From Pixels to Metadata: Reviving the Music Index with AI-Powered Archival Structuring

Conference:

ARCHIVES*RECORDS 2025

Session Type:

Pop-Up Session 

Session Chair:

Vijay Singh  
N/A

Abstract:

How do we recover structured, searchable metadata from pages of mid-century typewritten music bibliographies? In this session, we present the collaborative work between Doxie.AI and EBSCO to digitally restore and enrich "The Music Index," an iconic reference for music scholarship spanning decades. Using AI-assisted data processing and custom visual parsing models, our team is transforming scanned images of densely printed bibliographic entries into structured, queryable metadata in a modern format.

The project combines intelligent OCR preprocessing, machine-learning-based layout analysis, and robust post-processing pipelines to extract fields such as subject, title, author, source, volume, date, and pagination.

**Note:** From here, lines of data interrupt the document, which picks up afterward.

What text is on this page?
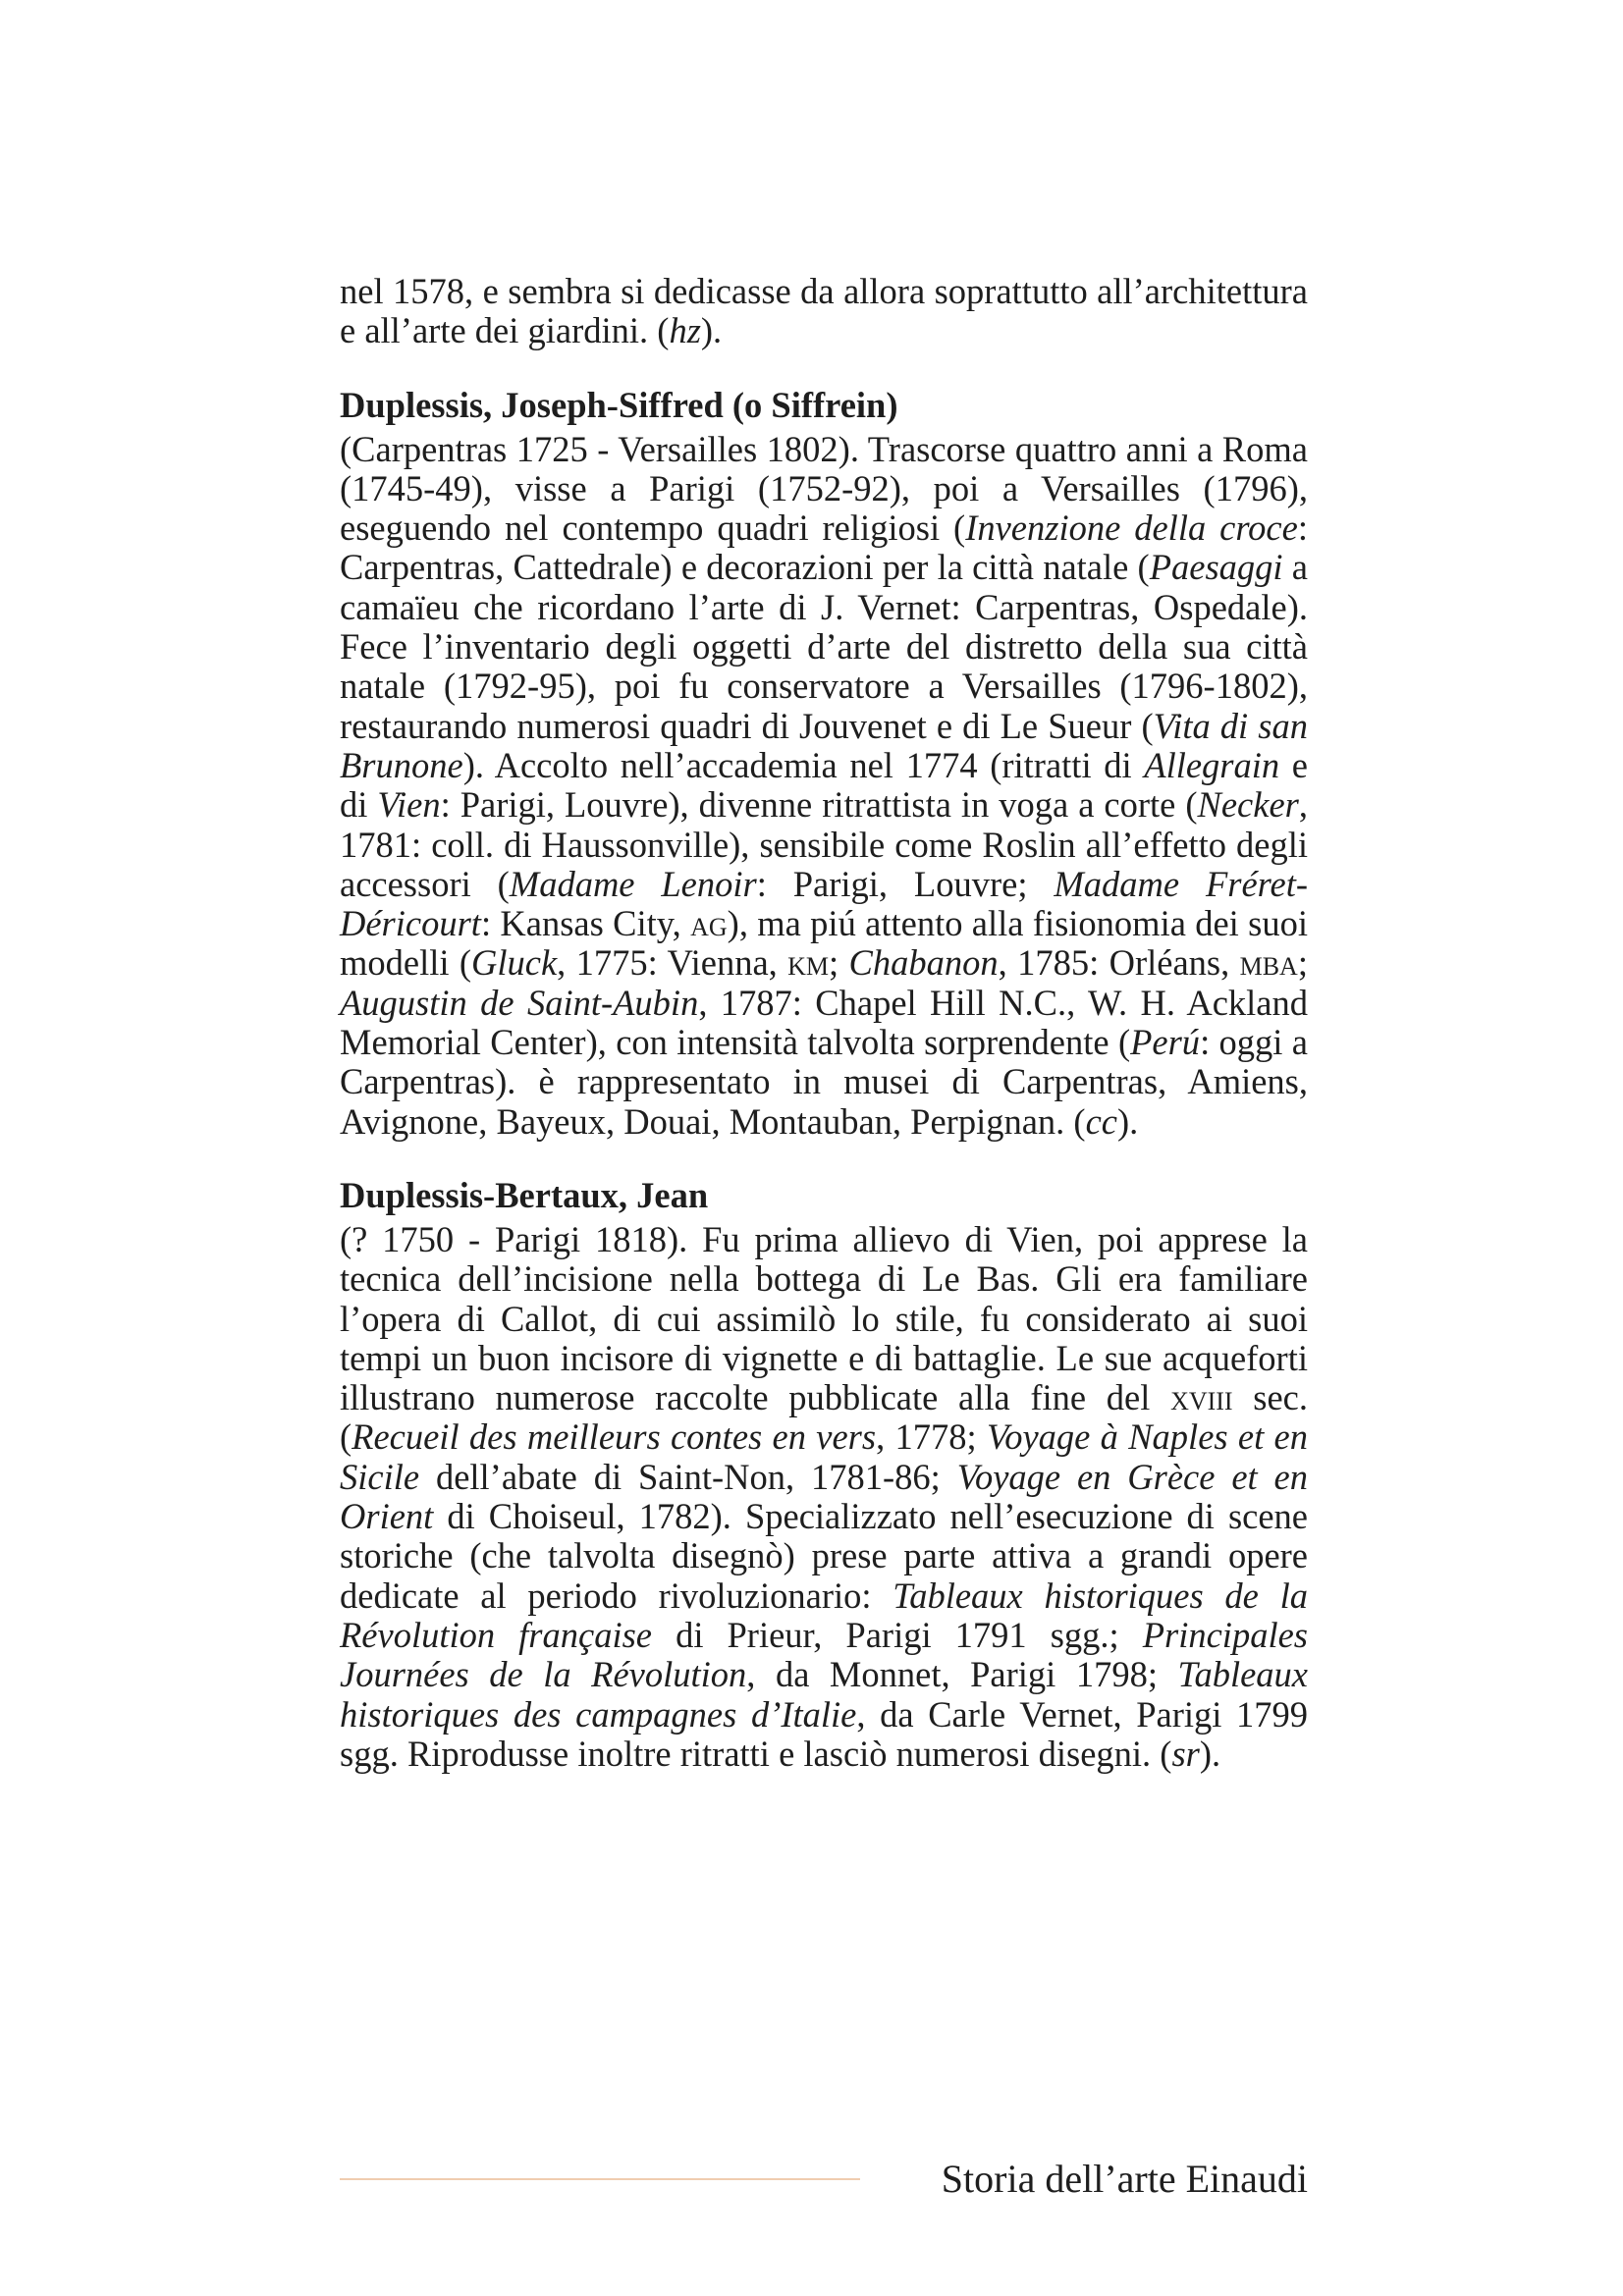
nel 1578, e sembra si dedicasse da allora soprattutto all’architettura e all’arte dei giardini. (hz).

Duplessis, Joseph-Siffred (o Siffrein)

(Carpentras 1725 - Versailles 1802). Trascorse quattro anni a Roma (1745-49), visse a Parigi (1752-92), poi a Versailles (1796), eseguendo nel contempo quadri religiosi (Invenzione della croce: Carpentras, Cattedrale) e decorazioni per la città natale (Paesaggi a camaïeu che ricordano l’arte di J. Vernet: Carpentras, Ospedale). Fece l’inventario degli oggetti d’arte del distretto della sua città natale (1792-95), poi fu conservatore a Versailles (1796-1802), restaurando numerosi quadri di Jouvenet e di Le Sueur (Vita di san Brunone). Accolto nell’accademia nel 1774 (ritratti di Allegrain e di Vien: Parigi, Louvre), divenne ritrattista in voga a corte (Necker, 1781: coll. di Haussonville), sensibile come Roslin all’effetto degli accessori (Madame Lenoir: Parigi, Louvre; Madame Fréret-Déricourt: Kansas City, ag), ma piú attento alla fisionomia dei suoi modelli (Gluck, 1775: Vienna, km; Chabanon, 1785: Orléans, mba; Augustin de Saint-Aubin, 1787: Chapel Hill N.C., W. H. Ackland Memorial Center), con intensità talvolta sorprendente (Perú: oggi a Carpentras). è rappresentato in musei di Carpentras, Amiens, Avignone, Bayeux, Douai, Montauban, Perpignan. (cc).

Duplessis-Bertaux, Jean

(? 1750 - Parigi 1818). Fu prima allievo di Vien, poi apprese la tecnica dell’incisione nella bottega di Le Bas. Gli era familiare l’opera di Callot, di cui assimilò lo stile, fu considerato ai suoi tempi un buon incisore di vignette e di battaglie. Le sue acqueforti illustrano numerose raccolte pubblicate alla fine del xviii sec. (Recueil des meilleurs contes en vers, 1778; Voyage à Naples et en Sicile dell’abate di Saint-Non, 1781-86; Voyage en Grèce et en Orient di Choiseul, 1782). Specializzato nell’esecuzione di scene storiche (che talvolta disegnò) prese parte attiva a grandi opere dedicate al periodo rivoluzionario: Tableaux historiques de la Révolution française di Prieur, Parigi 1791 sgg.; Principales Journées de la Révolution, da Monnet, Parigi 1798; Tableaux historiques des campagnes d’Italie, da Carle Vernet, Parigi 1799 sgg. Riprodusse inoltre ritratti e lasciò numerosi disegni. (sr).

Storia dell’arte Einaudi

In this Pop-Up session, we will share how we built a custom AI system to parse complex, inconsistently formatted entries; how we collaborated with domain experts to define field logic; and how we tuned quality control processes to ensure accuracy and transparency in the digitized record.

We will demo how source images-like those containing brief, densely packed bibliographic lines-are processed into structured records suitable for integration into EBSCO databases and archival metadata systems.

Short Description:

We highlight the recovery and stewardship of cultural records that include diverse musical voices and contributors across time, geography, and identity. The Music Index spans decades of global music literature, offering a rich archive of underrepresented artists, genres, and researchers. Our work ensures these entries are not lost to obscurity but made accessible to scholars worldwide. Our team represents a blend of technologists, archivists, and institutions collaborating across geographies.

Pop-Up Format:

Lightning Talks